This event is organized by the Des Plaines River Association which also works for protection and restoration of the river as well as abatement of water pollution. The originator of the race is Ralph Frese, a Niles resident and longtime owner of Chicagoland Canoe Base, who still occasionally paddled in the race with his wife or came to the event until his death in 2012. Below is the put-in. There's no hurry to launch...
...since your starting time is determined by your registration number, and if you launch early, you simply sit in the river and wait as seen in the photo below.
Despite the huge number of boats, the start is extremely well organized with 10 boats starting every two minutes. Below is the starting line. Ten blue ropes, each with a digit from 0 to 9, hang from the railroad bridge, and ten yellow ropes are visible upriver in the background. Boaters grab the yellow rope with the last digit of their registration number, and when called, they progress to the blue rope with their number. Maneuvering your boat to the rope against the current is occasionally daunting and some boats wind up backwards or sideways, as seen below. Even if you miss your assigned start time, the clock is running based on your assigned start time.
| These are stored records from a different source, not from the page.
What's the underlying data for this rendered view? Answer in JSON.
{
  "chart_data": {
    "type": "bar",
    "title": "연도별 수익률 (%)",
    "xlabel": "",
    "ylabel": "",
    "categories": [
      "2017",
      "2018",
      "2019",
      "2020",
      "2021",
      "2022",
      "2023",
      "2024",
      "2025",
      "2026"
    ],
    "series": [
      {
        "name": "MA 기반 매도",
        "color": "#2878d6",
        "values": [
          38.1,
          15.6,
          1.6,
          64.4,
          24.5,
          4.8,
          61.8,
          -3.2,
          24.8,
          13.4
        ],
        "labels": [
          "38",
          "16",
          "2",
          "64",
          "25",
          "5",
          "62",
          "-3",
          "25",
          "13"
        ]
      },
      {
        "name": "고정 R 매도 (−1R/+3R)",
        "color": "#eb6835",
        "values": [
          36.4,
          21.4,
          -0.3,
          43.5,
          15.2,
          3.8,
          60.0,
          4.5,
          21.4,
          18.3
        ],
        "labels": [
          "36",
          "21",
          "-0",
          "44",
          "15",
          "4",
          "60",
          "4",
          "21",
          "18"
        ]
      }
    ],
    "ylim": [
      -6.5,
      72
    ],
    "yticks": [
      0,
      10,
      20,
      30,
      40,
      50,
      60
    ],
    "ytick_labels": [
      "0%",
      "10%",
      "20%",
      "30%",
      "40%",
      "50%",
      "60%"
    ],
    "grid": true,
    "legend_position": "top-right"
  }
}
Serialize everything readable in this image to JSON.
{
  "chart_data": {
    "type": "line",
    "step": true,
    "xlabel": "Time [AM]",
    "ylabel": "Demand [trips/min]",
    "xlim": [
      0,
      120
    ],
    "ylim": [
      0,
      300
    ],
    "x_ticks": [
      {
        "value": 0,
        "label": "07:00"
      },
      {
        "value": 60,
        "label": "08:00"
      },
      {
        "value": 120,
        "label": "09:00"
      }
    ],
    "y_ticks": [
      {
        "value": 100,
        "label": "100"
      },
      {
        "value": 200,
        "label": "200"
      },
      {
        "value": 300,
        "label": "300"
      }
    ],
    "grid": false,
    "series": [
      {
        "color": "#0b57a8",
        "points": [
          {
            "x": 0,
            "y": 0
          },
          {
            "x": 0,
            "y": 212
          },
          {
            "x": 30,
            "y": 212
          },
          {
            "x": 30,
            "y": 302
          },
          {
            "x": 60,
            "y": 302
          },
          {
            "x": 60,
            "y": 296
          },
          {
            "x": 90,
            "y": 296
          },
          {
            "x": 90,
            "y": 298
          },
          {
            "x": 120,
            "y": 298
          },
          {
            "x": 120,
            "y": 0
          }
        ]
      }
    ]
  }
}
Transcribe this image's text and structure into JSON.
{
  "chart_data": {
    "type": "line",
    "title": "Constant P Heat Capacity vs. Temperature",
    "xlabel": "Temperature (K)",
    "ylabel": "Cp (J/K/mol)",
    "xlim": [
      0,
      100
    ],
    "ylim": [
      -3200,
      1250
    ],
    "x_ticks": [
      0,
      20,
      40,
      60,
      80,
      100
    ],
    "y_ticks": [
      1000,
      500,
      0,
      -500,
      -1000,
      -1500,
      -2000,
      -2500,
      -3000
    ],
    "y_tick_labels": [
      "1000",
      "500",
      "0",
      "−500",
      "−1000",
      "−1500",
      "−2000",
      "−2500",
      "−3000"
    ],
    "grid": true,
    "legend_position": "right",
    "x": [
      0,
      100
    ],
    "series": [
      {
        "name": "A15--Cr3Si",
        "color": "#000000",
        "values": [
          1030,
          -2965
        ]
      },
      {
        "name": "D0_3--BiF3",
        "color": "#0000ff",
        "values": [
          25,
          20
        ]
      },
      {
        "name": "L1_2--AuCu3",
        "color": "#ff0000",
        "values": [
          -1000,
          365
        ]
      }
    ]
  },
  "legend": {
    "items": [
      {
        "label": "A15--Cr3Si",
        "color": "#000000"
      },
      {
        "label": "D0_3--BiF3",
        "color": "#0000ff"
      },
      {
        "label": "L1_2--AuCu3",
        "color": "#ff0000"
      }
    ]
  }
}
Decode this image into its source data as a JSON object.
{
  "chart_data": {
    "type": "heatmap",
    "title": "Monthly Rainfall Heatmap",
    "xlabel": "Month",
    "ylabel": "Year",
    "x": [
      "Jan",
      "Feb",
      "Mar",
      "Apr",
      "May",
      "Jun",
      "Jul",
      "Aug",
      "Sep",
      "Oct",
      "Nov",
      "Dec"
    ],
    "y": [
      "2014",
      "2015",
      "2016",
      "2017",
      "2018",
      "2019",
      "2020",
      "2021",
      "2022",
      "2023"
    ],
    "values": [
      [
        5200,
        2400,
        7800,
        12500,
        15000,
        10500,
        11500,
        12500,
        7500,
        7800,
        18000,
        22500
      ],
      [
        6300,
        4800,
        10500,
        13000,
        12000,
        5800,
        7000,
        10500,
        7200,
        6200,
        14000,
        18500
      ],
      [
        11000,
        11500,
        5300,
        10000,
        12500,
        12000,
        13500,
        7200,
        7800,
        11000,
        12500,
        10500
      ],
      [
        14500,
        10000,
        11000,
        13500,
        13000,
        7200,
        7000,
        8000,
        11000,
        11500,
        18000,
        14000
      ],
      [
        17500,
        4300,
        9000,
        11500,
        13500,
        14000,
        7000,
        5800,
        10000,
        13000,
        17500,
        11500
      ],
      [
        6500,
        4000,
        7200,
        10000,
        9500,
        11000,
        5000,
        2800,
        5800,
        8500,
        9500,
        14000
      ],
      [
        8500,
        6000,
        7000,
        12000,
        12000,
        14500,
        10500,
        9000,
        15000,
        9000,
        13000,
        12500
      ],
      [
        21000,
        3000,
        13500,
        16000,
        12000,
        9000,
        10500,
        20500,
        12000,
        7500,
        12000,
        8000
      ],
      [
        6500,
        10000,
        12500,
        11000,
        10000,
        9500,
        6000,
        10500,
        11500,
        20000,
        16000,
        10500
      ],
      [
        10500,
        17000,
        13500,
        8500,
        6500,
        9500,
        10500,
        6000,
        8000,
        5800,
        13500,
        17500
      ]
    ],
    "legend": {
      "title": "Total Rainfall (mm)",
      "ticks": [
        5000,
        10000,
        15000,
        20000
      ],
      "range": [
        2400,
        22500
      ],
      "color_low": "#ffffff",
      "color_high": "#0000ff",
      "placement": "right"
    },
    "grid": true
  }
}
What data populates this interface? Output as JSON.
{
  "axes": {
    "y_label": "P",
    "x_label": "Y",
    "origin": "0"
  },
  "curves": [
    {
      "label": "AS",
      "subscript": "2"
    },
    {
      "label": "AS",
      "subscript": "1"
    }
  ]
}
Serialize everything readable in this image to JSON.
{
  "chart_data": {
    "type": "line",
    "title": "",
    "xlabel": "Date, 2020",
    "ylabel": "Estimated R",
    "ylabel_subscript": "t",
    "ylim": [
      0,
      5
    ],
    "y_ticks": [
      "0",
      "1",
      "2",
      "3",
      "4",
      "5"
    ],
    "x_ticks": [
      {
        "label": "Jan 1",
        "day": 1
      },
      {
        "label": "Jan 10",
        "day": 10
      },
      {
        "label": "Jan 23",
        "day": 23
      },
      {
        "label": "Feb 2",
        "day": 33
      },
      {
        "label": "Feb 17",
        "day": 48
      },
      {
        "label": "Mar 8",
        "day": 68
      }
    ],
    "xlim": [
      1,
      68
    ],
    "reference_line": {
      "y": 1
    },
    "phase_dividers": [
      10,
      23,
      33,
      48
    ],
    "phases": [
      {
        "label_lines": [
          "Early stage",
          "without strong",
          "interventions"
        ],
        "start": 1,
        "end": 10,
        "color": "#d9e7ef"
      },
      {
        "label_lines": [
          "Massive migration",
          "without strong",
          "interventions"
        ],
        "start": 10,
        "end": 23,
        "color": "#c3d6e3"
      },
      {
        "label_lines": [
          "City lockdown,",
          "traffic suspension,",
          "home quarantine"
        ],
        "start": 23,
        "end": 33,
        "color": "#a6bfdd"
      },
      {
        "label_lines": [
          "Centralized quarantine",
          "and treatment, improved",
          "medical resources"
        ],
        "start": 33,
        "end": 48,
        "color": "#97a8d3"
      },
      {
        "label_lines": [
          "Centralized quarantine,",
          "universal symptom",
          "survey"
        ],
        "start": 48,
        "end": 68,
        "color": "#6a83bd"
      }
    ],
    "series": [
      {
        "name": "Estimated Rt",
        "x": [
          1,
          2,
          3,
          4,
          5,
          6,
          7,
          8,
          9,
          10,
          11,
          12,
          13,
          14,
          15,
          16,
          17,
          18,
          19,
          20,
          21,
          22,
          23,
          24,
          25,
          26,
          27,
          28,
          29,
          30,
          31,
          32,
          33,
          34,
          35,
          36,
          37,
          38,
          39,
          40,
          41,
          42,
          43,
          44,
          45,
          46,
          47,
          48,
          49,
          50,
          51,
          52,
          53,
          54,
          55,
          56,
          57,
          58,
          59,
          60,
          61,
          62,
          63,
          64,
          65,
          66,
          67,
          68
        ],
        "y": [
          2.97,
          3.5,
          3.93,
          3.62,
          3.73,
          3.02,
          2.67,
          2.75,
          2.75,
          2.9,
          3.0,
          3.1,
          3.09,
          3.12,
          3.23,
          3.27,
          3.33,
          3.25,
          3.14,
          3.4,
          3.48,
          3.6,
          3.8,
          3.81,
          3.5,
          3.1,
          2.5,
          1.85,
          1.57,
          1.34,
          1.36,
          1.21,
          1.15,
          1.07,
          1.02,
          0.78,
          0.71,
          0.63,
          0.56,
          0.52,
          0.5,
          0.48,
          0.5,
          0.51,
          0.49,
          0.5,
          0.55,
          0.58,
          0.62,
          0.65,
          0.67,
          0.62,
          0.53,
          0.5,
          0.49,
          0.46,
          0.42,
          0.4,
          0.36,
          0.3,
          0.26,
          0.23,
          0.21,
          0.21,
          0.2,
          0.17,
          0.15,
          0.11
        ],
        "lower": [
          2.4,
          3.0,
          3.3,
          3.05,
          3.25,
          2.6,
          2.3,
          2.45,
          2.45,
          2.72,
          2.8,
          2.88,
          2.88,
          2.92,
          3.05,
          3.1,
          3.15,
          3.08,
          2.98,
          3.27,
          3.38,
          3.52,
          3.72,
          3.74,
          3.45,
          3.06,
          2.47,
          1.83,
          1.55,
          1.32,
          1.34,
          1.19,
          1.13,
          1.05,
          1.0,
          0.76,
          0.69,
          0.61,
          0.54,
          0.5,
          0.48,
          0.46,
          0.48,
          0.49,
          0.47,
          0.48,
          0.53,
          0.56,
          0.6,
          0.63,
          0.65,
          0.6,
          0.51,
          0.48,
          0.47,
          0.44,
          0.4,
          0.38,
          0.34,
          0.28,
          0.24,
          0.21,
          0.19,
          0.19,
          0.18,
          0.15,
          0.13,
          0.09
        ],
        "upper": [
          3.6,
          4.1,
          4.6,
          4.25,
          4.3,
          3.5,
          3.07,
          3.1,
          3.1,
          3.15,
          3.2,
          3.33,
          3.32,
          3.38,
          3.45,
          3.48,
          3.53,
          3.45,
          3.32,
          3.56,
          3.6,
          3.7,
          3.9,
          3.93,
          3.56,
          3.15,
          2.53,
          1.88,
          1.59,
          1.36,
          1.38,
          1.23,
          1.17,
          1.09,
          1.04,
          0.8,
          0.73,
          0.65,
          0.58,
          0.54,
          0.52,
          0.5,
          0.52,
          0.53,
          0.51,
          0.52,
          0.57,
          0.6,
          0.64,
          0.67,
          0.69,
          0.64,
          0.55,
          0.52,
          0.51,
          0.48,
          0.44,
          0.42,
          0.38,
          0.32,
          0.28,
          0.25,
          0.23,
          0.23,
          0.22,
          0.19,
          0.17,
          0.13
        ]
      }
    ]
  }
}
The Des Plaines River is somewhat narrow up in northern Lake County and can be very shallow in low water conditions, but widens and deepens as you progress south to and through Cook County. The Lake County Forest Preserve District owns over 85% of the land abutting the river in Lake County, so most of the scenery is forest and devoid of obvious development. The Forest Preserve District of Cook County controls somewhere near 50% of the land along the river in Cook County.
Here the river is wider. Race results are posted quickly at the finish and are also available both online and in a booklet sent to all participants, but only a small percentage actually are racing for trophies. Repeat participants may be trying to beat their own previous times, but most are just out for a good time in a beautiful setting, and many use this day as a social occasion, paddling or racing against each other or meeting friends at one of the preserves along the river for lunch. We saw numerous coolers in boats and I even saw a canoe with a propane stove, and when I commented about it to the occupants, they used tongs to show us the brats they were cooking as they paddled!
I've done the race four of five times over the years, both in kayak and canoe.
A major obstacle to paddlers is the series of dams or weirs. The race literature says there are six of them on the 19.5 mile course, but in 2002 and 2003 the high water levels allowed for paddling right over most dams, some of which were completely buried by water and others which gave a bit of an interesting ride. The Ryerson Dam was the only dam which all were required to portage around. The forest preserve district has been gradually removing them, since they had been installed generations ago by farmers who were creating pools for their use.
Spectators often line the shores and bike trail bridges and some just sit in their back yards and watch the boats pass.
The scenery is magnificent and paddlers enjoy views that few ever get to savor since few people travel the river this way. Most of us are simply out for a nice day in the woods, but some competitors are serious paddlers. These folks are given the lower registration numbers and race from start to finish before the rest of us are on their water impairing their progress.
Though it's a majestic paddle, most are ready for this sign. It is a long paddle for many participants who perhaps have never been on this long a paddle or some who are first-timers. Many I talked to only paddle once a year on this event. The first few miles are always interesting because I see boats going from shore to shore as the two paddlers are either laughing at their own folly or one is screaming at the other for not doing it right! We call the latter of those "divorce boats!"